Life is unfair. It’s even more unfair when you get tangled up with the justice system. One of the things that I’ve had to unlearn over my 29 years as a privileged white dude is my faith in the fairness and equity of the justice system. The Walls Around Us explores the cracks of the justice system from the perspective of youth, particularly young girls of colour. I was nearly tempted to give up on this novel a few chapters in, because the shifting perspectives and timelines were a little too much for me at the moment. Something about Nova Ren Suma’s storytelling asked me to persevere, however, and I’m not sorry I did.

There are three stories in this book—Amber’s, Violet’s, and Orianna’s—and two narrators—Amber and Violet. Amber is serving a sentence in a juvenile detention centre for the murder of her abusive stepfather. This is where she meets Orianna. Violet is anticipating her departure for Julliard, but while doing so, gets caught up in memories of her best friend, Orianna, and the tragedy that connects them. Violet and Amber kind of, sort of meet—but to go into more detail would be telling. Suffice it to say, The Walls Around Us is a twisty, turny narrative with a surreal use of time and place. Suma’s narrative is mostly narration and inner monologue, allowing us to explore the mindsets of these two very different girls.

Suma opens one part of the book with a quotation from Lullabies for Little Criminals, a novel I adore, and I understand why. Like O’Neill, Suma is interested in the ways in which we police marginalized identities—in this case, young women, poor women, women of colour. As we get to know Amber, as we learn about her side of the story, why she ended up in prison, etc., we’re asked to empathize with her perspective: yes, she committed a crime—but is her sentence just? If a 13-year-old lashes out against an adult who is abusing her, is the just reaction to imprison her for potentially the rest of her life? Or is that just the easiest thing to do within the system we’ve created—and we tell ourselves we can’t feel bad about it, because the system is the thing that does it to her. We might wring our hands a little—isn’t it such a shame she did what she did—but the law is the law is the law, right?

Amber’s story is connected to the other girls’ stories. Innocent or guilty, it doesn’t really matter—do they really deserve to be imprisoned and treated the way they do? I’m not going to get into a full-on discussion of whether or not we should have prisons in the first place, but it’s hard to read this book and not to question, at least a little bit, what these types of institutions actually do for us, other than warehouse people until they break even more than they were before they were locked away.
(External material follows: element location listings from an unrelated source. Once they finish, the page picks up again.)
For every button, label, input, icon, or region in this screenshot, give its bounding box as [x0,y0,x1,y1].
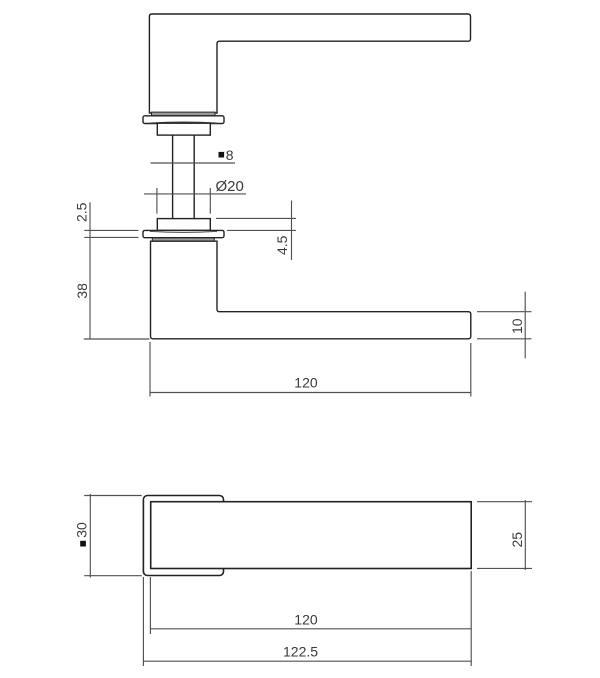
svg-text:4.5: 4.5 [274,235,290,255]
svg-text:120: 120 [294,611,318,627]
svg-text:122.5: 122.5 [283,644,318,660]
svg-text:30: 30 [74,522,90,538]
svg-text:10: 10 [509,318,525,334]
svg-text:Ø20: Ø20 [216,178,244,195]
svg-text:2.5: 2.5 [73,202,89,222]
svg-text:25: 25 [509,532,525,548]
svg-text:8: 8 [226,147,234,163]
svg-text:38: 38 [74,283,90,299]
svg-text:120: 120 [294,375,318,391]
Meanwhile, Violet is ostensibly free—or is she? I don’t think it’s a coincidence that Suma chooses dance as Violet’s passion. It’s a hobby, sport, career—whatever it is to you personally—that demands focus, grace, determination, and strength. Yet like many specialized fields, it comes with its host of stereotypes and expectations, particularly for young women. Violet carries with her a psychic burden of her own, a trail of bullying and self-conscious monitoring. And now, of course, there is guilt of a different kind….

Violet is a great example of a sympathetic yet unlikable character. She is, frankly, a self-absorbed jerkface—but we can understand why. And without going into spoilers, Suma does a pretty good job of eventually explaining why Violet does what she does. And whether or not you find all of this predictable doesn’t diminish the significance of the story, in my opinion.

When we finally get to meet Orianna, the last pieces of the puzzle click into place. The Walls Around Us is the type of book that is about pay-off for the reader: yes, the narrative flow is confusing at first, but if you stick with it. The last act of the book is pretty much a “how it really happened” (or, to be completely fair, how Amber relates what Orianna said happened—it’s perhaps a stretch to claim that anyone is a reliable narrator here).

Honestly, I wasn’t sure what I would think of this book after I started reading it. Part of me thought I would end up loving it, part of me thought I would end up hating it. Neither really happened—nor do I think I’m in the middle of the road. I think I loved Suma’s writing style and the motifs she explores. I enjoyed my time with these characters. I can appreciate the story, although I’m not entirely sure it’s what I really wanted to read at the time I read it. You might love this novel too, or hate it, or view it through many facets like I did.